Climate change, uncertain prices, and wavering supply: all bad things associated with traditional energy sources. It’s not news that many companies have made the switch to alternative methods of sourcing energy, and they’ve managed to do so without compromising operations. Wind, hydroelectric, and solar power are all examples of renewable energy that have minimal impacts on the environment and current supply. In fact, renewable sources produce a ton of energy: The United States can produce nearly 10 times the country's current energy consumption based on wind energy alone.
The issue now revolves around storage. Energy is being produced faster than it can be used. How can companies utilize all that extra energy, saving time and money?
Last week, the company revealed further details about its plans to sell consumer Lithium-ion batteries, for renewable energy storage. Tesla is initially offering residential packs and plans to produce larger packs designed for industrial use, paving the way for factories to dramatically increase their energy efficiency.
Tesla isn’t the only company getting in on the storage game. Renewable energy storage may be an emerging market, but it is incredibly lucrative—it’s expected to be worth $1.5 billion by 2019. The Energy Storage Monitor Report predicts that energy storage will triple through 2015. And the biggest customers of energy storage are utility-scale facilities like factories, that use a lot of energy and can drastically cut costs by storing any excess. In the first half of 2015, utility-scale deployments accounted for 87% of the market. While Tesla is currently focused on residential storage, the car company holds an advantage due to its ability to produce batters at a relatively low cost at its gigafactory. It will soon unveil more information about storage plans for facilities like factories.

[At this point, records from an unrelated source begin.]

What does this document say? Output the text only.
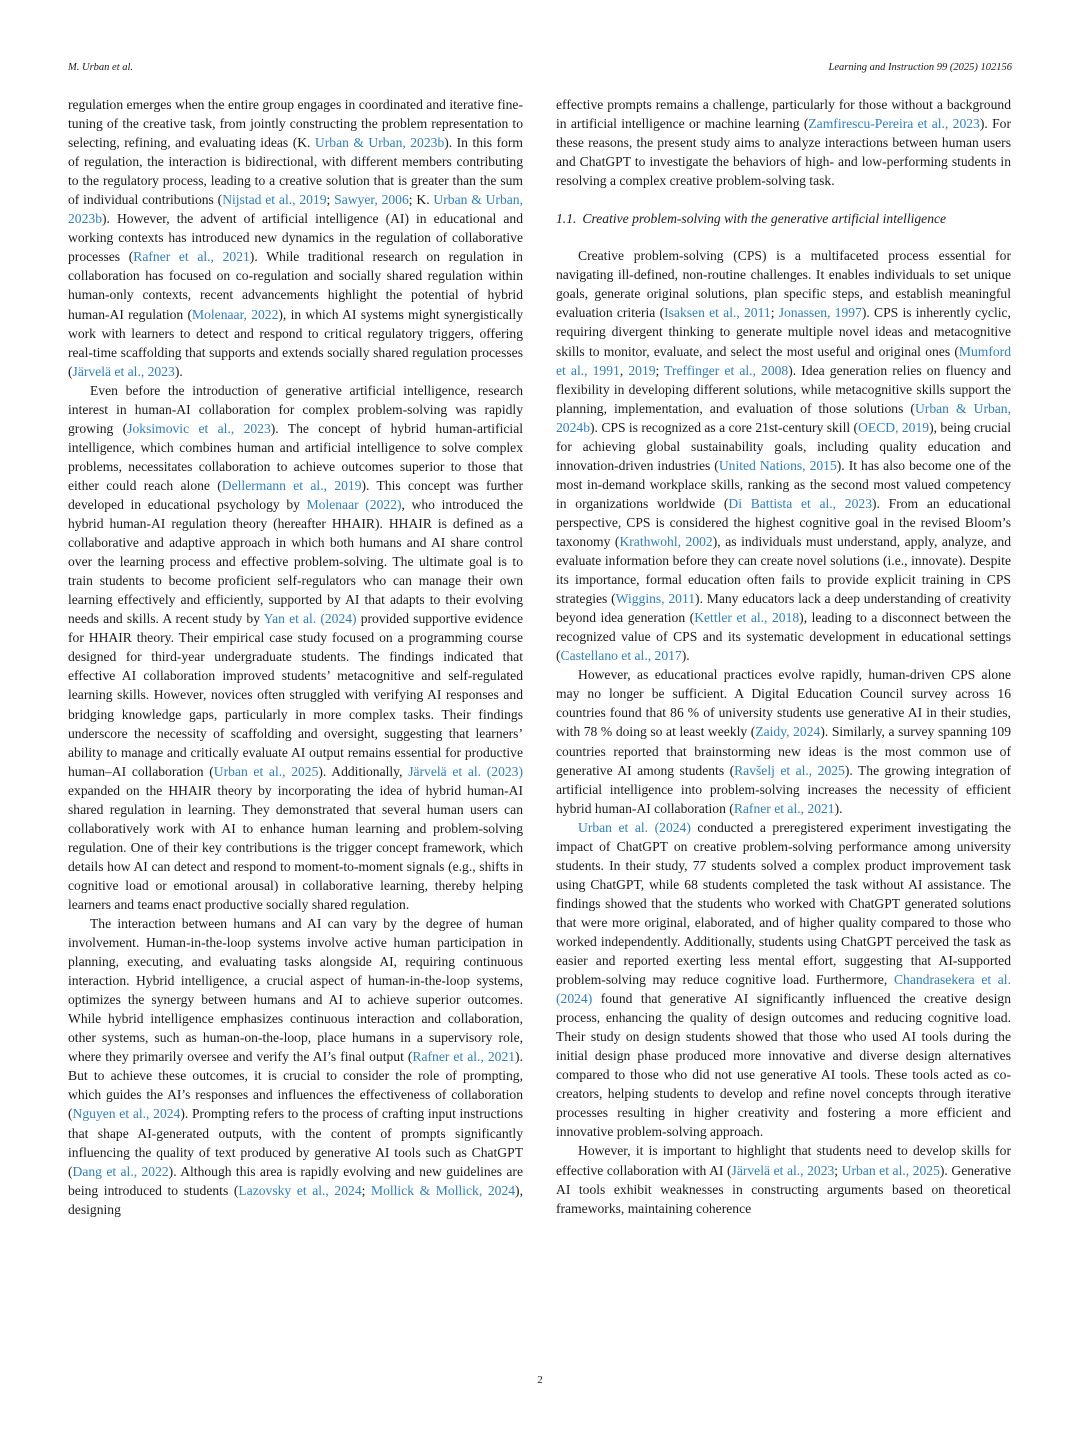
M. Urban et al.	Learning and Instruction 99 (2025) 102156

regulation emerges when the entire group engages in coordinated and iterative fine-tuning of the creative task, from jointly constructing the problem representation to selecting, refining, and evaluating ideas (K. Urban & Urban, 2023b). In this form of regulation, the interaction is bidirectional, with different members contributing to the regulatory process, leading to a creative solution that is greater than the sum of individual contributions (Nijstad et al., 2019; Sawyer, 2006; K. Urban & Urban, 2023b). However, the advent of artificial intelligence (AI) in educational and working contexts has introduced new dynamics in the regulation of collaborative processes (Rafner et al., 2021). While traditional research on regulation in collaboration has focused on co-regulation and socially shared regulation within human-only contexts, recent advancements highlight the potential of hybrid human-AI regulation (Molenaar, 2022), in which AI systems might synergistically work with learners to detect and respond to critical regulatory triggers, offering real-time scaffolding that supports and extends socially shared regulation processes (Järvelä et al., 2023).

Even before the introduction of generative artificial intelligence, research interest in human-AI collaboration for complex problem-solving was rapidly growing (Joksimovic et al., 2023). The concept of hybrid human-artificial intelligence, which combines human and artificial intelligence to solve complex problems, necessitates collaboration to achieve outcomes superior to those that either could reach alone (Dellermann et al., 2019). This concept was further developed in educational psychology by Molenaar (2022), who introduced the hybrid human-AI regulation theory (hereafter HHAIR). HHAIR is defined as a collaborative and adaptive approach in which both humans and AI share control over the learning process and effective problem-solving. The ultimate goal is to train students to become proficient self-regulators who can manage their own learning effectively and efficiently, supported by AI that adapts to their evolving needs and skills. A recent study by Yan et al. (2024) provided supportive evidence for HHAIR theory. Their empirical case study focused on a programming course designed for third-year undergraduate students. The findings indicated that effective AI collaboration improved students’ metacognitive and self-regulated learning skills. However, novices often struggled with verifying AI responses and bridging knowledge gaps, particularly in more complex tasks. Their findings underscore the necessity of scaffolding and oversight, suggesting that learners’ ability to manage and critically evaluate AI output remains essential for productive human–AI collaboration (Urban et al., 2025). Additionally, Järvelä et al. (2023) expanded on the HHAIR theory by incorporating the idea of hybrid human-AI shared regulation in learning. They demonstrated that several human users can collaboratively work with AI to enhance human learning and problem-solving regulation. One of their key contributions is the trigger concept framework, which details how AI can detect and respond to moment-to-moment signals (e.g., shifts in cognitive load or emotional arousal) in collaborative learning, thereby helping learners and teams enact productive socially shared regulation.

The interaction between humans and AI can vary by the degree of human involvement. Human-in-the-loop systems involve active human participation in planning, executing, and evaluating tasks alongside AI, requiring continuous interaction. Hybrid intelligence, a crucial aspect of human-in-the-loop systems, optimizes the synergy between humans and AI to achieve superior outcomes. While hybrid intelligence emphasizes continuous interaction and collaboration, other systems, such as human-on-the-loop, place humans in a supervisory role, where they primarily oversee and verify the AI’s final output (Rafner et al., 2021). But to achieve these outcomes, it is crucial to consider the role of prompting, which guides the AI’s responses and influences the effectiveness of collaboration (Nguyen et al., 2024). Prompting refers to the process of crafting input instructions that shape AI-generated outputs, with the content of prompts significantly influencing the quality of text produced by generative AI tools such as ChatGPT (Dang et al., 2022). Although this area is rapidly evolving and new guidelines are being introduced to students (Lazovsky et al., 2024; Mollick & Mollick, 2024), designing

effective prompts remains a challenge, particularly for those without a background in artificial intelligence or machine learning (Zamfirescu-Pereira et al., 2023). For these reasons, the present study aims to analyze interactions between human users and ChatGPT to investigate the behaviors of high- and low-performing students in resolving a complex creative problem-solving task.

1.1. Creative problem-solving with the generative artificial intelligence

Creative problem-solving (CPS) is a multifaceted process essential for navigating ill-defined, non-routine challenges. It enables individuals to set unique goals, generate original solutions, plan specific steps, and establish meaningful evaluation criteria (Isaksen et al., 2011; Jonassen, 1997). CPS is inherently cyclic, requiring divergent thinking to generate multiple novel ideas and metacognitive skills to monitor, evaluate, and select the most useful and original ones (Mumford et al., 1991, 2019; Treffinger et al., 2008). Idea generation relies on fluency and flexibility in developing different solutions, while metacognitive skills support the planning, implementation, and evaluation of those solutions (Urban & Urban, 2024b). CPS is recognized as a core 21st-century skill (OECD, 2019), being crucial for achieving global sustainability goals, including quality education and innovation-driven industries (United Nations, 2015). It has also become one of the most in-demand workplace skills, ranking as the second most valued competency in organizations worldwide (Di Battista et al., 2023). From an educational perspective, CPS is considered the highest cognitive goal in the revised Bloom’s taxonomy (Krathwohl, 2002), as individuals must understand, apply, analyze, and evaluate information before they can create novel solutions (i.e., innovate). Despite its importance, formal education often fails to provide explicit training in CPS strategies (Wiggins, 2011). Many educators lack a deep understanding of creativity beyond idea generation (Kettler et al., 2018), leading to a disconnect between the recognized value of CPS and its systematic development in educational settings (Castellano et al., 2017).

However, as educational practices evolve rapidly, human-driven CPS alone may no longer be sufficient. A Digital Education Council survey across 16 countries found that 86 % of university students use generative AI in their studies, with 78 % doing so at least weekly (Zaidy, 2024). Similarly, a survey spanning 109 countries reported that brainstorming new ideas is the most common use of generative AI among students (Ravšelj et al., 2025). The growing integration of artificial intelligence into problem-solving increases the necessity of efficient hybrid human-AI collaboration (Rafner et al., 2021).

Urban et al. (2024) conducted a preregistered experiment investigating the impact of ChatGPT on creative problem-solving performance among university students. In their study, 77 students solved a complex product improvement task using ChatGPT, while 68 students completed the task without AI assistance. The findings showed that the students who worked with ChatGPT generated solutions that were more original, elaborated, and of higher quality compared to those who worked independently. Additionally, students using ChatGPT perceived the task as easier and reported exerting less mental effort, suggesting that AI-supported problem-solving may reduce cognitive load. Furthermore, Chandrasekera et al. (2024) found that generative AI significantly influenced the creative design process, enhancing the quality of design outcomes and reducing cognitive load. Their study on design students showed that those who used AI tools during the initial design phase produced more innovative and diverse design alternatives compared to those who did not use generative AI tools. These tools acted as co-creators, helping students to develop and refine novel concepts through iterative processes resulting in higher creativity and fostering a more efficient and innovative problem-solving approach.

However, it is important to highlight that students need to develop skills for effective collaboration with AI (Järvelä et al., 2023; Urban et al., 2025). Generative AI tools exhibit weaknesses in constructing arguments based on theoretical frameworks, maintaining coherence

2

Companies can already practice efficient energy use by harnessing renewable sources like wind or solar power. But energy storage allows high-output facilities to save money and maximize efficiency. By storing energy, power is regulated and distributed at optimum levels whenever it is needed, saving money on new production. Storage also acts as an emergency power supply for unexpected outages. Energy storage, on a global scale, also acts as a low-cost solution for countries without access to power grids. Storage solutions also ease worries of the initial cost of switching to renewable energy, as the ROI is far more immediate.
Factories and warehouses are on the verge of technological revolutions, with automation and tracking boosting efficiency and output. Energy storage is set to be a big part of those revolutions—and it all starts with a battery.